Pada hari pertama, monitoring dilakukan di MAN Lombok Barat, MA Atarbiyah Addiniyah Gersik, dan MA Putri Nurul Hakim Kediri. Keesokan harinya, tim monitoring mengunjungi Madrasah Al Akhyar NWDI Bagik Polak dan MA Yusuf Abdussatar. Pada hari terakhir, monitoring dilakukan di MA Putri Al Islahuddiny Kediri dan MA Darul Qur’an Bengkel.
Monitoring ini bertujuan untuk memastikan pelaksanaan tes berjalan lancar, tertib, dan sesuai dengan prosedur yang telah ditetapkan. Kepala Kantor Kemenag Lombok Barat menekankan pentingnya tes ini sebagai evaluasi kemampuan siswa dan sebagai bahan evaluasi bagi madrasah untuk meningkatkan kualitas pendidikan.
Kakan Kemenag, H. Iskandar mengatakan, penyelenggaraan TKA menjadi langkah strategis dalam transformasi pendidikan Islam menuju sistem yang lebih kompetitif, terukur, dan setara dengan sekolah umum.
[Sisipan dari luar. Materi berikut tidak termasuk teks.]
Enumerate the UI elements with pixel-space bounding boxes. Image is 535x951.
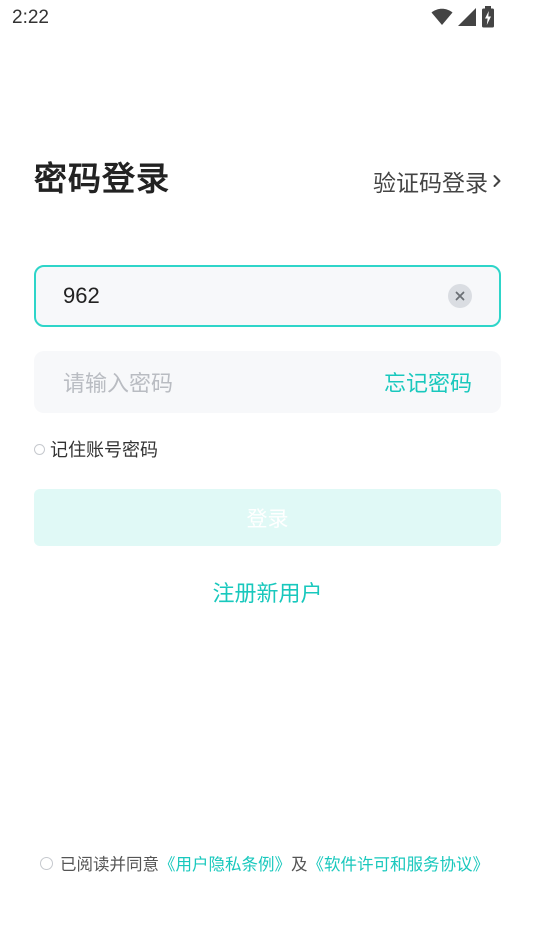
account-input-value[interactable]: 962 — [63, 283, 100, 309]
license-agreement-link[interactable]: 《软件许可和服务协议》 — [308, 851, 490, 875]
battery-charging-icon — [481, 6, 495, 28]
password-field[interactable]: 请输入密码 忘记密码 — [34, 351, 501, 413]
wifi-icon — [431, 8, 453, 26]
register-link[interactable]: 注册新用户 — [0, 576, 535, 608]
status-icons — [431, 6, 495, 28]
remember-radio[interactable] — [34, 443, 45, 455]
chevron-right-icon — [492, 173, 502, 189]
account-field[interactable]: 962 — [34, 265, 501, 327]
status-bar: 2:22 — [0, 0, 535, 36]
login-button[interactable]: 登录 — [34, 489, 501, 546]
agreement-prefix: 已阅读并同意 — [60, 855, 159, 874]
remember-password-checkbox[interactable]: 记住账号密码 — [34, 436, 158, 462]
agreement-connector: 及 — [291, 855, 308, 874]
privacy-policy-link[interactable]: 《用户隐私条例》 — [159, 851, 291, 875]
password-placeholder[interactable]: 请输入密码 — [63, 366, 173, 398]
page-title: 密码登录 — [34, 159, 170, 198]
login-screen: 2:22 密码登录 验证码登录 962 请输入密码 忘记密码 记住账号密码 登录… — [0, 0, 535, 951]
agreement-row: 已阅读并同意 《用户隐私条例》 及 《软件许可和服务协议》 — [40, 851, 489, 875]
sms-login-link[interactable]: 验证码登录 — [373, 164, 502, 198]
agreement-checkbox[interactable] — [40, 856, 53, 870]
status-time: 2:22 — [12, 7, 49, 28]
clear-icon[interactable] — [448, 284, 472, 308]
forgot-password-link[interactable]: 忘记密码 — [384, 366, 472, 398]
sms-login-label: 验证码登录 — [373, 171, 488, 197]
cellular-signal-icon — [457, 7, 477, 27]
remember-label: 记住账号密码 — [50, 440, 158, 461]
“TKA akan menjadi salah satu instrumen penilaian akademik baru bagi siswa madrasah. Hasil tes ini nantinya juga dapat digunakan sebagai salah satu indikator penerimaan di perguruan tinggi negeri, khususnya yang akan masuk melalui jalur Seleksi Nasional Berbasis Prestasi,” ujarnya.
Diberitakan sebelumnya bahwa Tes Kemampuan Akademik (TKA) dilatarbelakangi oleh kebutuhan adanya pelaporan capaian akademik individu murid dari penilaian yang terstandar.
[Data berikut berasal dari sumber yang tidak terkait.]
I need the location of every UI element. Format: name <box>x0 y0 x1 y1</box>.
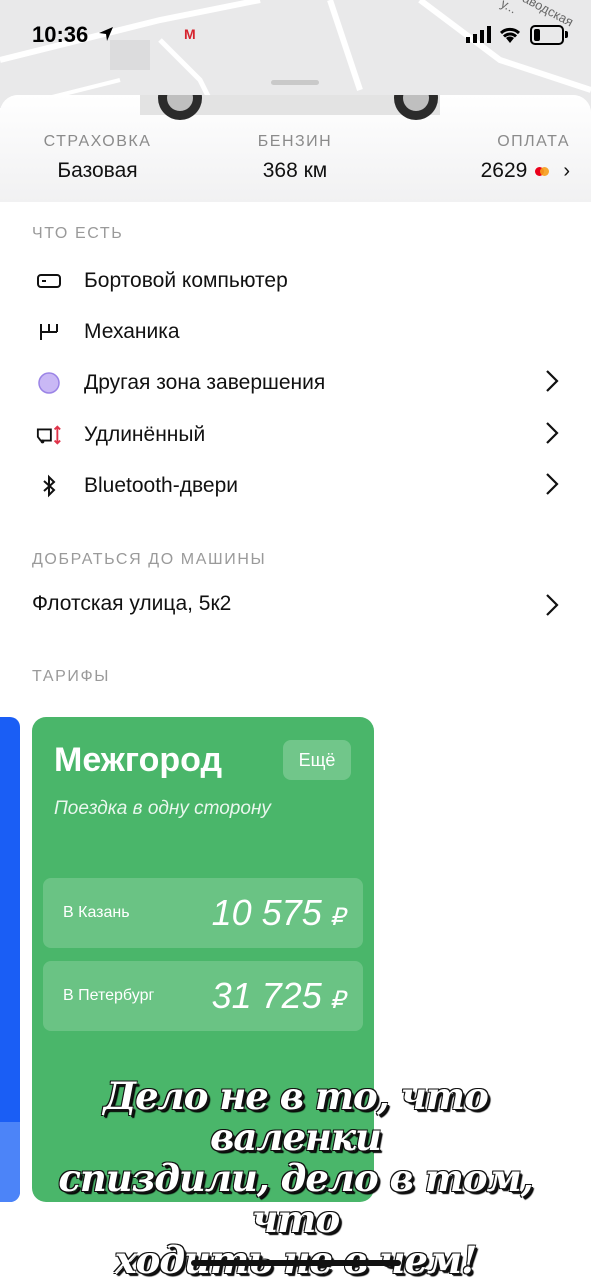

Dari hasil monitoring ditemukan beberapa permasalahkan, diantranya tidak tersedianya laporan capaian akademik individu dari penilaian terstandar pada beberapa tahun terakhir menimbulkan beberapa permasalahan.
Permasalahan muncul terutama pada situasi ketika perbandingan capaian akademik murid yang berasal satuan pendidikan dilakukan, seperti pada proses seleksi. Pada situasi seleksi yang didasarkan pada data dari hasil penilaian masing-masing satuan pendidikan misalnya data rapor, menimbulkan masalah dalam hal objektivitas dan keadilan.